Toi Yurugu tu sais que je suis pêcheur bozo parmi les pêcheurs nomades de Joliba créant leurs demeures de paille au gré des îlots fugaces de joncs et de roseaux guidant leurs pinasses brunes aux flancs scarifiés de bleu turquoise et de jaune paille tatoués de marguerites blanches le long des rives mousseuses et souvent marchant leur filet à deux mains dans les eaux basses du grand affluent Mayo Dembé aux rives du Lac Debo et au creux des marres. Pêcheur bozo et forgerons dogon liés par la parenté à plaisanterie ont laissé leurs rires s’envoler au loin des forges minuscules entre leurs pieds et des fours d’argile où l’odeur du poisson graissant les paumes à fini de sécher.
Toi Yurugu tu sais que je suis berger peuhl et nomade tamashek parmi les bergers errants et menant les troupeaux de boeufs au bord du fleuve à Diafarabé.

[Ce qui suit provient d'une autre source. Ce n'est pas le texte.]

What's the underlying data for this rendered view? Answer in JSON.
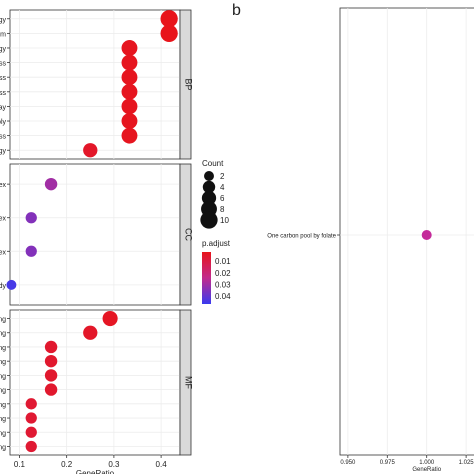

C’est le retour chez soi après la longue transhumance et la traversée rituelle des eaux de sang depuis la première traversée conduite par Sékou Amadou le roi de Macina. Les bergers déclament les poèmes qui racontent leurs aventures de pérégrination et les chants du Yaaral et du Dégal résonnent sur tout l’espace du delta intérieur de Joliba. Nomade parmi les Kel Tamashek je mènerai les caravanes de chameaux les meilleurs depuis Terist et Tessalit où on a choisi les plus vaillants pendant les trois jours de fête. Ils seront montés pour les Ziarras de Ghât l’Illizi de Djanet ou de Tazrouk et pour le marché au bétail de Gossi par les hommes généreux Afekay dressés debout sur leur terik de cuir fauve aux petits clous d’argent et le tindé résonnera aux paumes des femmes pour que les chameaux dansent l’Ilougan.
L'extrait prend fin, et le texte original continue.